Example 4..16 (A Nonlinear Boundary for ${\cal C}_{obs}$ )   Consider adding rotation to the model described in Example 4.15. In this case, all possible contacts between pairs of edges must be considered. For this example, there are $12$ Type EV contacts and $12$ Type VE contacts. Each contact produces $3$ algebraic primitives. With the inclusion of $H_s$ , this simple example produces $73$ primitives! Rather than construct all of these, we derive the primitives for a single contact. Consider the Type VE contact between $a_3$ and $b_4$ -$b_1$ . The outward edge normal $n$ remains fixed at $n = [1,0]$ . The vectors $v_1$ and $v_2$ are derived from the edges adjacent to $a_3$ , which are $a_3$ -$a_2$ and $a_3$ -$a_1$ . Note that each of $a_1$ , $a_2$ , and $a_3$ depend on the configuration. Using the 2D homogeneous transformation (3.35), $a_1$ at configuration $(x_t,y_t,\theta)$ is $(\cos \theta + x_t, \sin \theta + y_t)$ . Using $a + bi$ to represent rotation, the expression of $a_1$ becomes $(a + x_t, b + y_t)$ . The expressions of $a_2$ and $a_3$ are $(-b + x_t,a + y_t)$ and $(-a + b + x_t,-b - a + y_t)$ , respectively. It follows that $v_1 = a_2 - a_3 = [a - 2b, 2a + b]$ and $v_2 = a_1 - a_3 = [2a - b, a + 2b]$ . Note that $v_1$ and $v_2$ depend only on the orientation of ${\cal A}$ , as expected. Assume that $v$ is drawn from $b_4$ to $a_3$ . This yields $v = a_3 - b_4 = [-a + b + x_t- 1, -a - b + y_t+ 1]$ . The inner products $v_1 \cdot n$ , $v_2 \cdot n$ , and $v \cdot n$ can easily be computed to form $H_1$ , $H_2$ , and $H_3$ as algebraic primitives.
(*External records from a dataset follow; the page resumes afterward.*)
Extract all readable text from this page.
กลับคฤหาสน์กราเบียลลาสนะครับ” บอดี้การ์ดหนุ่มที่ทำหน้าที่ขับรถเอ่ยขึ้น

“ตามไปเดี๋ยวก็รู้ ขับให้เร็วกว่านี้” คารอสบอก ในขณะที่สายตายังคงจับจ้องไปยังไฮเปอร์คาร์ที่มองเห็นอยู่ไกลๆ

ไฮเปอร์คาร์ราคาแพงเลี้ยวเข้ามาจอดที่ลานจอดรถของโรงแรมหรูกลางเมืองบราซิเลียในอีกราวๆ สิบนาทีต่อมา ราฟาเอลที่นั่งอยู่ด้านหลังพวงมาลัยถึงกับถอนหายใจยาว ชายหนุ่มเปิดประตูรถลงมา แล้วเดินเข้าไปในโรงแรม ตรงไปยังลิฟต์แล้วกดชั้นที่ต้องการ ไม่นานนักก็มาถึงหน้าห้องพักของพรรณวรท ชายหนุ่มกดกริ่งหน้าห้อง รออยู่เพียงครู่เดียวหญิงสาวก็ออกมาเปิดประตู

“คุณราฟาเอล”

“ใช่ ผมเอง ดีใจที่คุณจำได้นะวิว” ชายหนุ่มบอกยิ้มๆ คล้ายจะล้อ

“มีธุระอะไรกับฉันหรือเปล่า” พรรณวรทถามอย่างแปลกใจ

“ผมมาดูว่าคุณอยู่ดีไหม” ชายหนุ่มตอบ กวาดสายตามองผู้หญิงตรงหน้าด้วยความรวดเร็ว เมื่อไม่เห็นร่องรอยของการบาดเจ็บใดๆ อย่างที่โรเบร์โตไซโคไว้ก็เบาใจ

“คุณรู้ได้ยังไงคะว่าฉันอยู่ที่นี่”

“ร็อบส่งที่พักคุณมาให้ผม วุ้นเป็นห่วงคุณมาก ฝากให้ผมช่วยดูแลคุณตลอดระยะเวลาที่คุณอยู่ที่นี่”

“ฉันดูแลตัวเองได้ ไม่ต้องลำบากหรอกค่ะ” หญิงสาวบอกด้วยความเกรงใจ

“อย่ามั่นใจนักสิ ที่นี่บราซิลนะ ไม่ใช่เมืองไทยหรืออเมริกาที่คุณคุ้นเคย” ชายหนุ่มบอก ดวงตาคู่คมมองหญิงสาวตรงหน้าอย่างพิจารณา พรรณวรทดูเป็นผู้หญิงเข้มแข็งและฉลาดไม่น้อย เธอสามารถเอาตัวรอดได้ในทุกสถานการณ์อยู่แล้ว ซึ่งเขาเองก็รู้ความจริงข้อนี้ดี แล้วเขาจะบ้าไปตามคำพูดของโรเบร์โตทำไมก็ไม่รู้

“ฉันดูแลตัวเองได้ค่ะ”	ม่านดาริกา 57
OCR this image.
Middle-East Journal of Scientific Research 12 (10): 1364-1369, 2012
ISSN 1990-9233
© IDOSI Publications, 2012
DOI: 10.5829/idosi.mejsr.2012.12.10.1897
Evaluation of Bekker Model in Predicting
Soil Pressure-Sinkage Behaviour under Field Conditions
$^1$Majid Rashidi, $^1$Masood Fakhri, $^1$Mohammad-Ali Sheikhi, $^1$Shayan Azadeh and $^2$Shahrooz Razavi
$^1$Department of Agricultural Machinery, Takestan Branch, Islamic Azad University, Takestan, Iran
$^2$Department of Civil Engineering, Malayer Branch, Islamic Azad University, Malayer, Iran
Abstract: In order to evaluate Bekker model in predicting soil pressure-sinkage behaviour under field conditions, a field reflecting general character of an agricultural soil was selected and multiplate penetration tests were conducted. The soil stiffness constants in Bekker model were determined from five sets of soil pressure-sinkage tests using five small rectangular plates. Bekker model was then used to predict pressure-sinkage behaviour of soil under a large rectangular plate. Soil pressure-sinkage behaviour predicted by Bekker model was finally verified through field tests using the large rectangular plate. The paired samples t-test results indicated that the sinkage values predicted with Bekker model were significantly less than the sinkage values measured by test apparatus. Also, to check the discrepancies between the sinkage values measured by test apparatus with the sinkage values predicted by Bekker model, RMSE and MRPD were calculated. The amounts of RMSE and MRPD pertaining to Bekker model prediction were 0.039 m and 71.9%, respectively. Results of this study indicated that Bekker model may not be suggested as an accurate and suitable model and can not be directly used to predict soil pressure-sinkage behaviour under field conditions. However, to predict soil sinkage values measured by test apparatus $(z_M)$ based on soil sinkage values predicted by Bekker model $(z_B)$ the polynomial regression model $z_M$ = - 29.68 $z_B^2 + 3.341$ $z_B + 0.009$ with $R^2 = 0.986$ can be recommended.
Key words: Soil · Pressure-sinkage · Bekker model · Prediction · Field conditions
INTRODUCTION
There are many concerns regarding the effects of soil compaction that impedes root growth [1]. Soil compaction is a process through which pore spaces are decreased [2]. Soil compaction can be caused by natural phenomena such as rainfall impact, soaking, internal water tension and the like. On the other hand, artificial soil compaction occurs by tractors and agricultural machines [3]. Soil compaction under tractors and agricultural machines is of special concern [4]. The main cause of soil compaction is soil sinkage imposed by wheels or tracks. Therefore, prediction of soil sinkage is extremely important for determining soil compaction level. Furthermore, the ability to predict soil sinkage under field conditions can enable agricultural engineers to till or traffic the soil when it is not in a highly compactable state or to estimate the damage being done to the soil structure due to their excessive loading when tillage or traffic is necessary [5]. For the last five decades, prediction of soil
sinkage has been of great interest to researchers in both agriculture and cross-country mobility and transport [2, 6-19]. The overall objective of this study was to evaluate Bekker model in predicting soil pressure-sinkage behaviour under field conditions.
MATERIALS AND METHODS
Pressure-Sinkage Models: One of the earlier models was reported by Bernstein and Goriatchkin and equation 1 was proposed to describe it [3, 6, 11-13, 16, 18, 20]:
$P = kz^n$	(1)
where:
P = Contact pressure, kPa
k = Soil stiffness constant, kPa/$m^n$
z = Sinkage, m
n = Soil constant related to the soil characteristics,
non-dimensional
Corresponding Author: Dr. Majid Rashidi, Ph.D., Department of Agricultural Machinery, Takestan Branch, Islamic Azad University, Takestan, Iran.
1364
One interesting observation can be made here. The only nonlinear primitive is $a^2 + b^2 = 1$ . Therefore, ${\cal C}_{obs}$ can be considered as a linear polytope (like a polyhedron, but one dimension higher) in ${\mathbb{R}}^4$ that is intersected with a cylinder. $\blacksquare$